Comp 110 Linked List Overview

What is a Linked List?

'Linked List' is the term used to refer to a data structure consisting of Node objects. A list may also simply be empty.

Each Node object has two properties; data (a number, string, etc) and next (another Node). Nodes in the same list must have the same data type.

Via these next properties, a chain of nodes is created. The next of the last Node in the List will point to 'null.' This means that linked lists are null terminated.

Null is essentially a reference to nowhere. When using recursion, our base case (that determines when the recursive calls end) will usually involve testing for 'null'

There are several special functions in 'introcs' that allow us to manipulate lists!
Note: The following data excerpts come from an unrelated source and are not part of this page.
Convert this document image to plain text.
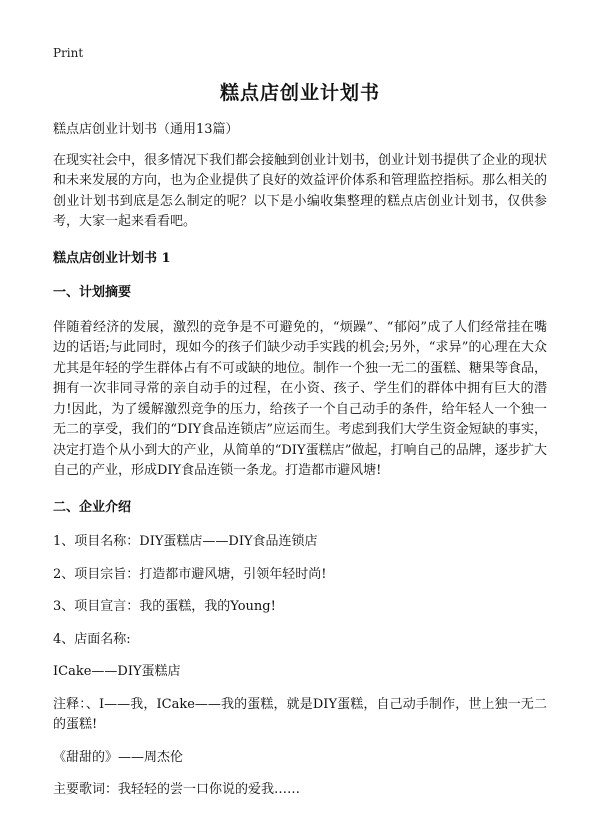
Print
糕点店创业计划书

糕点店创业计划书（通用13篇）

在现实社会中，很多情况下我们都会接触到创业计划书，创业计划书提供了企业的现状和未来发展的方向，也为企业提供了良好的效益评价体系和管理监控指标。那么相关的创业计划书到底是怎么制定的呢？以下是小编收集整理的糕点店创业计划书，仅供参考，大家一起来看看吧。

糕点店创业计划书 1

一、计划摘要

伴随着经济的发展，激烈的竞争是不可避免的，“烦躁”、“郁闷”成了人们经常挂在嘴边的话语;与此同时，现如今的孩子们缺少动手实践的机会;另外，“求异”的心理在大众尤其是年轻的学生群体占有不可或缺的地位。制作一个独一无二的蛋糕、糖果等食品，拥有一次非同寻常的亲自动手的过程，在小资、孩子、学生们的群体中拥有巨大的潜力!因此，为了缓解激烈竞争的压力，给孩子一个自己动手的条件，给年轻人一个独一无二的享受，我们的“DIY食品连锁店”应运而生。考虑到我们大学生资金短缺的事实，决定打造个从小到大的产业，从简单的“DIY蛋糕店”做起，打响自己的品牌，逐步扩大自己的产业，形成DIY食品连锁一条龙。打造都市避风塘!

二、企业介绍

1、项目名称：DIY蛋糕店——DIY食品连锁店

2、项目宗旨：打造都市避风塘，引领年轻时尚!

3、项目宣言：我的蛋糕，我的Young!

4、店面名称:

ICake——DIY蛋糕店

注释：、I——我，ICake——我的蛋糕，就是DIY蛋糕，自己动手制作，世上独一无二的蛋糕!

《甜甜的》——周杰伦

主要歌词：我轻轻的尝一口你说的爱我……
Lists are phenomenal for learning recursive concepts! Recursion with lists will also look a little different from the recursion we have done so far. We can build lists recursively, as well as determine things about already constructed lists, seen below.

Searching for a value in a list...

//findEmployee prints a string depending on whether a particular employee name is present in the list
let findEmployee = (list: Node<string>, name: string): string => {
    if (list === null) {
        return name + " isn't in this list";    // we have gotten to the end of the list...employee was not in the list
    } else if (first(list) === name) {          // does the current node at the front of the list contain employee?
        return "We found " + name + "!";
    } else {
        return findEmployee(rest(list), name);          // employee hasnt been found yet, so we continue the search

//countEmployees recursively returns the number of employees in the list
let countEmployees = (list: Node<string>): number => {
    if (list === null) {
        return 0;
    } else {
        return 1 + countEmployees(rest(list));

let salesmen = cons("Jim", cons("Dwight", cons("Andy", null)));
let executives = cons("Jan", cons("Michael", cons("David", null)));
let beetFarmers = cons("Dwight", null);

print(findEmployee(salesmen, "Michael")); //-> prints "Michael isn't in this list"
print(findEmployee(executives, "Michael")); //-> prints "We found Michael!"

print(countEmployees(salesmen)); //-> prints 3
print(countEmployees(beetFarmers)); //-> prints 1
print(countEmployees(null)); //-> prints 0

Note: the above example utilizes generic types as referenced in lecture 14.